Dehors devant le local du journal, j'attends Killian, qui devrait déjà être là depuis un bail. On avait convenu de se retrouver ici pour dix-sept heures, afin de pouvoir aller prendre un verre en ville avant de rentrer. Peu importe ce qu'en pense mon frère, ça ne le regarde pas.

Je frotte mes mains l'une contre l'autre pour me réchauffer, tout en regardant mes camarades quitter la salle derrière moi les uns après les autres. À l'intérieur, il ne doit rester que Caleb, l'assistant-rédacteur en chef. Il m'a promis de tout finaliser avant la parution de demain. Peut-être devrais-je aller lui filer un coup de main au lieu de me les peler dans le froid ?

Quand la sonnerie de mon téléphone retentit, je me tiens prête à passer un savon à celui qui me fait poireauter depuis des lustres. Non, mais pour qui il se prend ? Si un problème urgent le retenait au garage, il aurait pu me prévenir plus tôt. Ce n'est pas bien compliqué, si ?

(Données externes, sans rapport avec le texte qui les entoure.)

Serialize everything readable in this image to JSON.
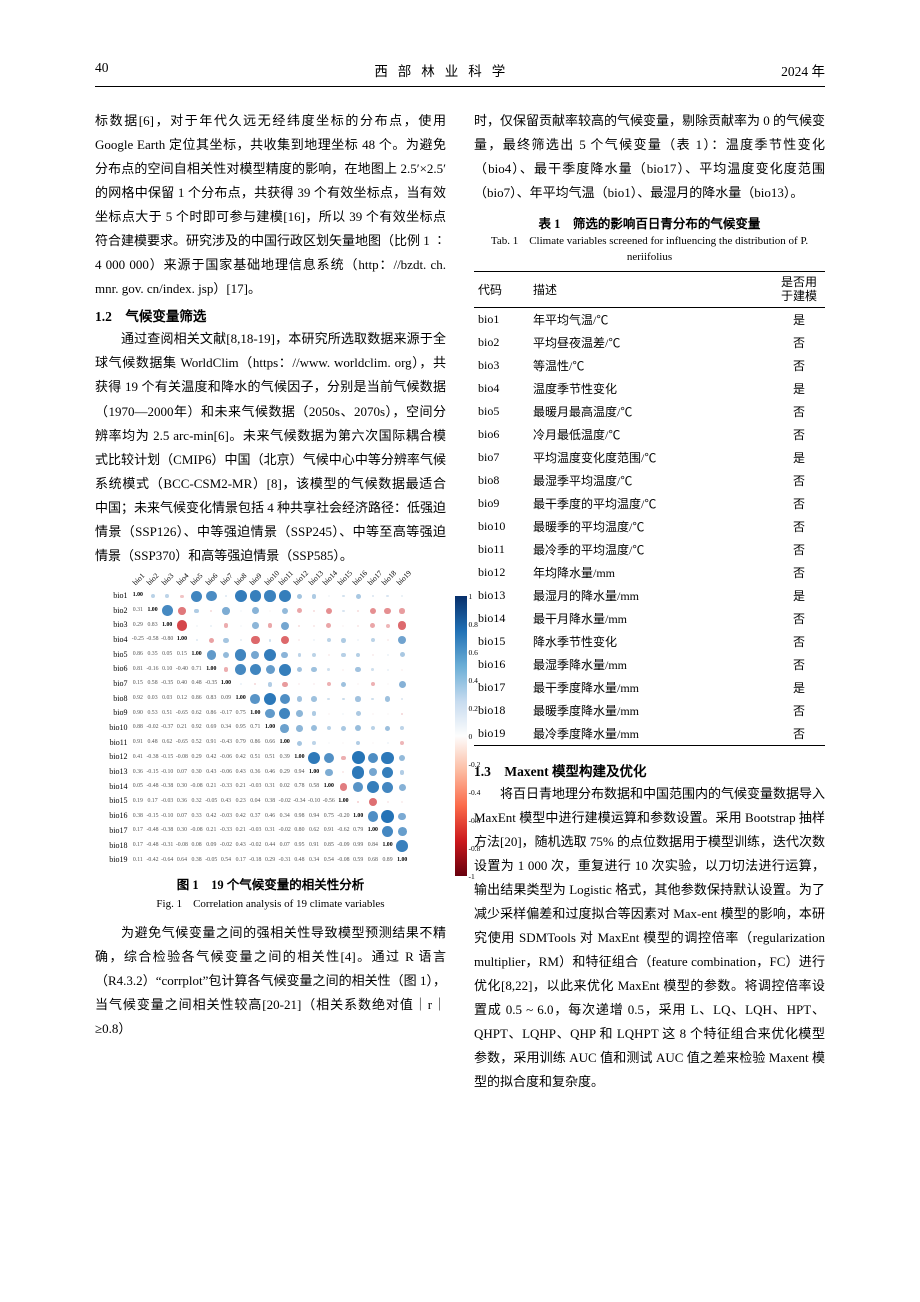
{
  "header": {
    "page": "40",
    "journal_spaced": "西部林业科学",
    "year": "2024 年"
  },
  "left": {
    "p1": "标数据[6]，对于年代久远无经纬度坐标的分布点，使用 Google Earth 定位其坐标，共收集到地理坐标 48 个。为避免分布点的空间自相关性对模型精度的影响，在地图上 2.5′×2.5′的网格中保留 1 个分布点，共获得 39 个有效坐标点，当有效坐标点大于 5 个时即可参与建模[16]，所以 39 个有效坐标点符合建模要求。研究涉及的中国行政区划矢量地图（比例 1 ∶ 4 000 000）来源于国家基础地理信息系统（http：//bzdt. ch. mnr. gov. cn/index. jsp）[17]。",
    "h12": "1.2　气候变量筛选",
    "p2": "通过查阅相关文献[8,18-19]，本研究所选取数据来源于全球气候数据集 WorldClim（https：//www. worldclim. org），共获得 19 个有关温度和降水的气候因子，分别是当前气候数据（1970—2000年）和未来气候数据（2050s、2070s），空间分辨率均为 2.5 arc-min[6]。未来气候数据为第六次国际耦合模式比较计划（CMIP6）中国（北京）气候中心中等分辨率气候系统模式（BCC-CSM2-MR）[8]，该模型的气候数据最适合中国；未来气候变化情景包括 4 种共享社会经济路径：低强迫情景（SSP126）、中等强迫情景（SSP245）、中等至高等强迫情景（SSP370）和高等强迫情景（SSP585）。",
    "fig_cap": "图 1　19 个气候变量的相关性分析",
    "fig_cap_en": "Fig. 1　Correlation analysis of 19 climate variables",
    "p3": "为避免气候变量之间的强相关性导致模型预测结果不精确，综合检验各气候变量之间的相关性[4]。通过 R 语言（R4.3.2）“corrplot”包计算各气候变量之间的相关性（图 1），当气候变量之间相关性较高[20-21]（相关系数绝对值｜r｜≥0.8）"
  },
  "right": {
    "p1": "时，仅保留贡献率较高的气候变量，剔除贡献率为 0 的气候变量，最终筛选出 5 个气候变量（表 1）：温度季节性变化（bio4）、最干季度降水量（bio17）、平均温度变化度范围（bio7）、年平均气温（bio1）、最湿月的降水量（bio13）。",
    "tab_cap": "表 1　筛选的影响百日青分布的气候变量",
    "tab_cap_en": "Tab. 1　Climate variables screened for influencing the distribution of P. neriifolius",
    "table_headers": [
      "代码",
      "描述",
      "是否用于建模"
    ],
    "table_rows": [
      [
        "bio1",
        "年平均气温/℃",
        "是"
      ],
      [
        "bio2",
        "平均昼夜温差/℃",
        "否"
      ],
      [
        "bio3",
        "等温性/℃",
        "否"
      ],
      [
        "bio4",
        "温度季节性变化",
        "是"
      ],
      [
        "bio5",
        "最暖月最高温度/℃",
        "否"
      ],
      [
        "bio6",
        "冷月最低温度/℃",
        "否"
      ],
      [
        "bio7",
        "平均温度变化度范围/℃",
        "是"
      ],
      [
        "bio8",
        "最湿季平均温度/℃",
        "否"
      ],
      [
        "bio9",
        "最干季度的平均温度/℃",
        "否"
      ],
      [
        "bio10",
        "最暖季的平均温度/℃",
        "否"
      ],
      [
        "bio11",
        "最冷季的平均温度/℃",
        "否"
      ],
      [
        "bio12",
        "年均降水量/mm",
        "否"
      ],
      [
        "bio13",
        "最湿月的降水量/mm",
        "是"
      ],
      [
        "bio14",
        "最干月降水量/mm",
        "否"
      ],
      [
        "bio15",
        "降水季节性变化",
        "否"
      ],
      [
        "bio16",
        "最湿季降水量/mm",
        "否"
      ],
      [
        "bio17",
        "最干季度降水量/mm",
        "是"
      ],
      [
        "bio18",
        "最暖季度降水量/mm",
        "否"
      ],
      [
        "bio19",
        "最冷季度降水量/mm",
        "否"
      ]
    ],
    "h13": "1.3　Maxent 模型构建及优化",
    "p2": "将百日青地理分布数据和中国范围内的气候变量数据导入 MaxEnt 模型中进行建模运算和参数设置。采用 Bootstrap 抽样方法[20]，随机选取 75% 的点位数据用于模型训练，迭代次数设置为 1 000 次，重复进行 10 次实验，以刀切法进行运算，输出结果类型为 Logistic 格式，其他参数保持默认设置。为了减少采样偏差和过度拟合等因素对 Max-ent 模型的影响，本研究使用 SDMTools 对 MaxEnt 模型的调控倍率（regularization multiplier，RM）和特征组合（feature combination，FC）进行优化[8,22]，以此来优化 MaxEnt 模型的参数。将调控倍率设置成 0.5 ~ 6.0，每次递增 0.5，采用 L、LQ、LQH、HPT、QHPT、LQHP、QHP 和 LQHPT 这 8 个特征组合来优化模型参数，采用训练 AUC 值和测试 AUC 值之差来检验 Maxent 模型的拟合度和复杂度。"
  },
  "corr": {
    "type": "correlation-matrix",
    "labels": [
      "bio1",
      "bio2",
      "bio3",
      "bio4",
      "bio5",
      "bio6",
      "bio7",
      "bio8",
      "bio9",
      "bio10",
      "bio11",
      "bio12",
      "bio13",
      "bio14",
      "bio15",
      "bio16",
      "bio17",
      "bio18",
      "bio19"
    ],
    "matrix": [
      [
        1.0,
        0.31,
        0.29,
        -0.25,
        0.86,
        0.81,
        0.15,
        0.92,
        0.9,
        0.88,
        0.91,
        0.41,
        0.36,
        0.05,
        0.19,
        0.38,
        0.17,
        0.17,
        0.11
      ],
      [
        0.31,
        1.0,
        0.83,
        -0.58,
        0.35,
        -0.16,
        0.58,
        0.03,
        0.53,
        -0.02,
        0.48,
        -0.38,
        -0.15,
        -0.48,
        0.17,
        -0.15,
        -0.48,
        -0.48,
        -0.42
      ],
      [
        0.29,
        0.83,
        1.0,
        -0.8,
        0.05,
        0.1,
        -0.35,
        0.03,
        0.51,
        -0.37,
        0.62,
        -0.15,
        -0.1,
        -0.38,
        -0.03,
        -0.1,
        -0.38,
        -0.31,
        -0.64
      ],
      [
        -0.25,
        -0.58,
        -0.8,
        1.0,
        0.15,
        -0.4,
        0.4,
        0.12,
        -0.65,
        0.21,
        -0.65,
        -0.08,
        0.07,
        0.3,
        0.36,
        0.07,
        0.3,
        -0.08,
        0.64
      ],
      [
        0.86,
        0.35,
        0.05,
        0.15,
        1.0,
        0.71,
        0.48,
        0.86,
        0.62,
        0.92,
        0.52,
        0.29,
        0.3,
        -0.08,
        0.32,
        0.33,
        -0.08,
        0.08,
        0.38
      ],
      [
        0.81,
        -0.16,
        0.1,
        -0.4,
        0.71,
        1.0,
        -0.35,
        0.83,
        0.86,
        0.69,
        0.91,
        0.42,
        0.43,
        0.21,
        -0.05,
        0.42,
        0.21,
        0.09,
        -0.05
      ],
      [
        0.15,
        0.58,
        -0.35,
        0.4,
        0.48,
        -0.35,
        1.0,
        0.09,
        -0.17,
        0.34,
        -0.43,
        -0.06,
        -0.06,
        -0.33,
        0.43,
        -0.03,
        -0.33,
        -0.02,
        0.54
      ],
      [
        0.92,
        0.03,
        0.03,
        0.12,
        0.86,
        0.83,
        0.09,
        1.0,
        0.75,
        0.95,
        0.79,
        0.42,
        0.43,
        0.21,
        0.23,
        0.42,
        0.21,
        0.43,
        0.17
      ],
      [
        0.9,
        0.53,
        0.51,
        -0.65,
        0.62,
        0.86,
        -0.17,
        0.75,
        1.0,
        0.71,
        0.86,
        0.51,
        0.36,
        -0.03,
        0.04,
        0.37,
        -0.03,
        -0.02,
        -0.18
      ],
      [
        0.88,
        -0.02,
        -0.37,
        0.21,
        0.92,
        0.69,
        0.34,
        0.95,
        0.71,
        1.0,
        0.66,
        0.51,
        0.46,
        0.31,
        0.38,
        0.46,
        0.31,
        0.44,
        0.29
      ],
      [
        0.91,
        0.48,
        0.62,
        -0.65,
        0.52,
        0.91,
        -0.43,
        0.79,
        0.86,
        0.66,
        1.0,
        0.39,
        0.29,
        0.02,
        -0.02,
        0.34,
        -0.02,
        0.07,
        -0.31
      ],
      [
        0.41,
        -0.38,
        -0.15,
        -0.08,
        0.29,
        0.42,
        -0.06,
        0.42,
        0.51,
        0.51,
        0.39,
        1.0,
        0.94,
        0.78,
        -0.34,
        0.98,
        0.8,
        0.95,
        0.48
      ],
      [
        0.36,
        -0.15,
        -0.1,
        0.07,
        0.3,
        0.43,
        -0.06,
        0.43,
        0.36,
        0.46,
        0.29,
        0.94,
        1.0,
        0.58,
        -0.1,
        0.94,
        0.62,
        0.91,
        0.34
      ],
      [
        0.05,
        -0.48,
        -0.38,
        0.3,
        -0.08,
        0.21,
        -0.33,
        0.21,
        -0.03,
        0.31,
        0.02,
        0.78,
        0.58,
        1.0,
        -0.56,
        0.75,
        0.91,
        0.85,
        0.54
      ],
      [
        0.19,
        0.17,
        -0.03,
        0.36,
        0.32,
        -0.05,
        0.43,
        0.23,
        0.04,
        0.38,
        -0.02,
        -0.34,
        -0.1,
        -0.56,
        1.0,
        -0.2,
        -0.62,
        -0.09,
        -0.08
      ],
      [
        0.38,
        -0.15,
        -0.1,
        0.07,
        0.33,
        0.42,
        -0.03,
        0.42,
        0.37,
        0.46,
        0.34,
        0.98,
        0.94,
        0.75,
        -0.2,
        1.0,
        0.79,
        0.99,
        0.59
      ],
      [
        0.17,
        -0.48,
        -0.38,
        0.3,
        -0.08,
        0.21,
        -0.33,
        0.21,
        -0.03,
        0.31,
        -0.02,
        0.8,
        0.62,
        0.91,
        -0.62,
        0.79,
        1.0,
        0.84,
        0.68
      ],
      [
        0.17,
        -0.48,
        -0.31,
        -0.08,
        0.08,
        0.09,
        -0.02,
        0.43,
        -0.02,
        0.44,
        0.07,
        0.95,
        0.91,
        0.85,
        -0.09,
        0.99,
        0.84,
        1.0,
        0.89
      ],
      [
        0.11,
        -0.42,
        -0.64,
        0.64,
        0.38,
        -0.05,
        0.54,
        0.17,
        -0.18,
        0.29,
        -0.31,
        0.48,
        0.34,
        0.54,
        -0.08,
        0.59,
        0.68,
        0.89,
        1.0
      ]
    ],
    "colorbar_ticks": [
      "1",
      "0.8",
      "0.6",
      "0.4",
      "0.2",
      "0",
      "-0.2",
      "-0.4",
      "-0.6",
      "-0.8",
      "-1"
    ],
    "background_color": "#ffffff",
    "pos_color": "#2171b5",
    "neg_color": "#cb181d",
    "num_color": "#555555"
  }
}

Je glisse ma main dans mon sac et en sors mon téléphone, avant de le porter à l'oreille sans même regarder le nom qui s'y affiche.

— Ça t'amuse de me poser un lapin, McKenzie ?

— Je ne savais pas que vous sortiez ensemble, mais désolée, ce n'est pas lui.

Je me rends compte de mon erreur en reconnaissant la voix de Kate. Oups !

— On ne sort pas ensemble ! grogné-je.

Un léger ricanement se fait entendre à l'autre bout de la ligne. Vraiment ? Elle est en train de se moquer de moi là ?

J'aurais dû regarder qui m'appelait avant de décrocher, ça m'aurait éviter de me retrouver dans cette situation. Je me frappe le front du plat de la main, tellement je me sens stupide.

La connaissant, je suis certaine qu'elle va tout aller rapporter à Logan. Je suis bonne pour l'entendre me râler dessus durant des heures maintenant. Je ne sais pas pour quelles raisons il se mêle de mes oignons, mais depuis dimanche il m'énerve avec ça.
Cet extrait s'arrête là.